The latest report from the International Federation of Accountants, (IFAC), puts the integrated thinking which lies at the heart of integrated reporting as one of the critical elements in building trust and confidence in business and government. Our regular columnist, Robert Bruce, reports.

Uncertain times need constructive thinking which can hold the hope of change and strength ahead. And in particular there is a need for public trust to help the process. IFAC, representing the global accountancy profession, has put together the thinking that it hopes will help. A new report, ‘Build Trust. Inspire Confidence’ (link to IFAC website), puts forward a call to action by G20 countries. In a joint statement its President and its CEO say that: ‘Governments must promote coherent public policy and a consistent, transparent regulatory environment that inspires confidence while enabling progress. Professional accountants continue to play a crucial role enabling capital flows, economic activity, and higher standards of living’. They call for a series of actionable recommendations, a policy consensus backed up by tangible implementation and cooperation amongst G20 countries. 

One of these recommendation is the use of integrated reporting.  ‘Integrated reporting’, says the report, ‘is an opportunity to focus on long-term value creation, and improve on a largely fragmented, complex, and compliance-driven system’. The way forward, says the report, is through harnessing the techniques of integrated thinking. ‘Integrated reporting’, says the report, ‘is founded on integrated organisational thinking and more likely to align capital allocation and corporate behaviours to the wider goals of financial stability and sustainable development’. It urges the G20 to action.

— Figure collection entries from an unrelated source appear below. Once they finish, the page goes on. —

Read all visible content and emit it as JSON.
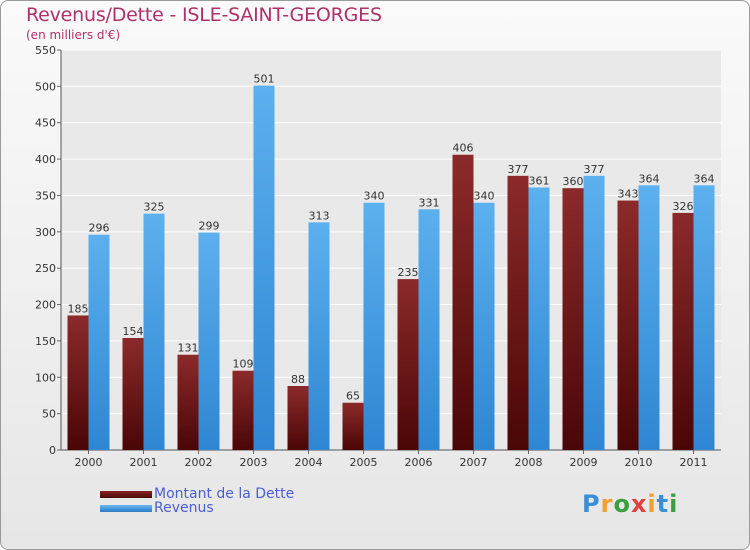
{
  "chart_data": {
    "type": "bar",
    "title": "Revenus/Dette - ISLE-SAINT-GEORGES",
    "subtitle": "(en milliers d'€)",
    "categories": [
      "2000",
      "2001",
      "2002",
      "2003",
      "2004",
      "2005",
      "2006",
      "2007",
      "2008",
      "2009",
      "2010",
      "2011"
    ],
    "series": [
      {
        "name": "Montant de la Dette",
        "color": "#7a1a1a",
        "values": [
          185,
          154,
          131,
          109,
          88,
          65,
          235,
          406,
          377,
          360,
          343,
          326
        ]
      },
      {
        "name": "Revenus",
        "color": "#4aa3e8",
        "values": [
          296,
          325,
          299,
          501,
          313,
          340,
          331,
          340,
          361,
          377,
          364,
          364
        ]
      }
    ],
    "yticks": [
      0,
      50,
      100,
      150,
      200,
      250,
      300,
      350,
      400,
      450,
      500,
      550
    ],
    "ylim": [
      0,
      550
    ],
    "grid": true,
    "legend_position": "bottom-left"
  },
  "logo": {
    "letters": [
      "P",
      "r",
      "o",
      "x",
      "i",
      "t",
      "i"
    ],
    "colors": [
      "#3a8fd8",
      "#f0a030",
      "#3aa040",
      "#e04040",
      "#f0a030",
      "#3a8fd8",
      "#3aa040"
    ]
  }
}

The report cites a recent survey carried out by the South African Institute of Chartered Accountants to illustrate how integrated thinking can improve decision making. 74% of executives, the report says, and 93% of non-executive directors were of the view that integrated thinking had improved decision-making at management level. And 72% of executives and 86% of non-executive directors thought integrated thinking had improved decision-making at board level.

Introducing the changes IFAC is advocating would, it says, ‘bring about a more coherent corporate reporting system, relevant to today’s business environment, that aligns outcomes with the G20 priorities of building resilience, improving sustainability, and assuming responsibility’.